Auf der Safari bekam es Amon mit einigen wohlhabenden und abgehobenen Mitreisenden zutun, die in den Weiten Afrikas fehl am Platze wirkten. Der gut gebaute und fast ein Meter neunzig große Amon, schien aber wie geschaffen für ein Leben in der Wildnis. Die Männer, die zuhause wichtige Personen waren und das bestimmt auch heraushängen ließen, zollten dem Malermeister Respekt, deren Frauen fraßen ihn mehr oder weniger mit ihren Augen. Eine sehr unglückliche Mitreisende war die Frau eines Arztes, die von ihrem Mann sehr herablassend behandelt wurde. Er hatte sie wegen ihres Aussehens und weil sie das Kaufmännische beherrschte, geheiratet, denn er hatte nicht nur eine schöne Frau, sondern auch eine Verwaltungsangestellte für seine Praxis gesucht. Nur hatte er nicht damit gerechnet, dass eine Arztfrau die nur schön war, aber kein Abitur und kein Studium vorweisen konnte, in der medizinischen Gesellschaft keine Anerkennung fand. So hatte der Arzt seine Frau, vermutlich sogar unbewusst, zur Angestellten herabgestuft. Ihr Zusammenleben war bestenfalls noch eine lieblose Zweckehe.
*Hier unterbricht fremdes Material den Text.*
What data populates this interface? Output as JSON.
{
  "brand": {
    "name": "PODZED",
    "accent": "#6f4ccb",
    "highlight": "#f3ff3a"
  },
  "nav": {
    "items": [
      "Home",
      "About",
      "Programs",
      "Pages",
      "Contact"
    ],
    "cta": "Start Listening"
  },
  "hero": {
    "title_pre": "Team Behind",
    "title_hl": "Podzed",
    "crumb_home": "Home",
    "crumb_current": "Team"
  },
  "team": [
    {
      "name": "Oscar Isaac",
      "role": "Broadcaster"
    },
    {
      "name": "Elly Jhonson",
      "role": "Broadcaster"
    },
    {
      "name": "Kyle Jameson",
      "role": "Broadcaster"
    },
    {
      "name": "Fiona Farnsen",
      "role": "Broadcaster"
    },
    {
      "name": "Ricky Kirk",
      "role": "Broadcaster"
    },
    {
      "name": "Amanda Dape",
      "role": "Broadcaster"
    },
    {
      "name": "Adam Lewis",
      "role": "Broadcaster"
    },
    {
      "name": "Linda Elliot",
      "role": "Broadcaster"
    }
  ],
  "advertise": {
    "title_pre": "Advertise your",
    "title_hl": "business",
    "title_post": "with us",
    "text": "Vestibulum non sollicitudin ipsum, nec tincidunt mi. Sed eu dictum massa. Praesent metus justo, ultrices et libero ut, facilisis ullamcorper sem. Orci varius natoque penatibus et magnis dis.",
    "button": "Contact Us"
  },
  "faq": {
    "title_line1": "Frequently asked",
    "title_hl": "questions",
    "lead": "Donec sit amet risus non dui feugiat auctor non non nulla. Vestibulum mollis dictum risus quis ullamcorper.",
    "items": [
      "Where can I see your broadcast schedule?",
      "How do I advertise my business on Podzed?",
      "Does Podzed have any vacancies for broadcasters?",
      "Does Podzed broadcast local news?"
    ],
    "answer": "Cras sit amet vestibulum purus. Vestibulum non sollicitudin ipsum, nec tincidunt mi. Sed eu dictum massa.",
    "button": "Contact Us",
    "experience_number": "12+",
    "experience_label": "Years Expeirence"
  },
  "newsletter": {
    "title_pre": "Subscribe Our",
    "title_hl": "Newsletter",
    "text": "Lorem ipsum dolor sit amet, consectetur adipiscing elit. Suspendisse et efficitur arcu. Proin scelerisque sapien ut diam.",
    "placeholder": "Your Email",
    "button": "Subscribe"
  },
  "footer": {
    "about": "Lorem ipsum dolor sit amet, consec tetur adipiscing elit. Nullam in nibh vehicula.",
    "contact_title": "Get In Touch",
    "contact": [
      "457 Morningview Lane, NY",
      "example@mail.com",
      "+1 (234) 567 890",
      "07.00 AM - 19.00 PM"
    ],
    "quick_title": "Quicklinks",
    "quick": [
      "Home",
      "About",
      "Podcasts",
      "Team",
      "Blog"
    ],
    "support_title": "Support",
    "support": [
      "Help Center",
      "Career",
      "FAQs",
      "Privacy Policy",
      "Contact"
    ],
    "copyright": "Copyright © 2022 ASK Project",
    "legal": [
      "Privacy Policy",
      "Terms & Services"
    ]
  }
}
Die Frau machte während der Safari einen so unglücklichen Eindruck, dass Amon sich genötigt sah sie aufzuheitern. Mit ihr hatte er, wie immer charmant, höflich und gut aufgeräumt, leichtes Spiel gehabt. Es folgten heimliche Zusammenkünfte nach dem Abendessen, während die anderen der Gruppe angeberisch an der Bar einer Lodge oder am Lagerfeuer saßen. Die Frau taute auf, Amon gab ihr gute Laune, am vierten Abend auch seinen Samen, was sich dann fast täglich, bzw. nächtlich wiederholte. Bei jeder Gelegenheit verschwanden sie in einem Zimmer, in einer Toilette, hinter Büschen oder im hohen Gras. In der Serengeti, im Ngorongoro-Krater, im Selous-Nationalpark. Ulrike lernte kennen, was landläufig als heiße Liebe bezeichnet wird. Ihren Mann ließ sie links liegen und der Gehörnte durschaute nicht einmal an was es lag.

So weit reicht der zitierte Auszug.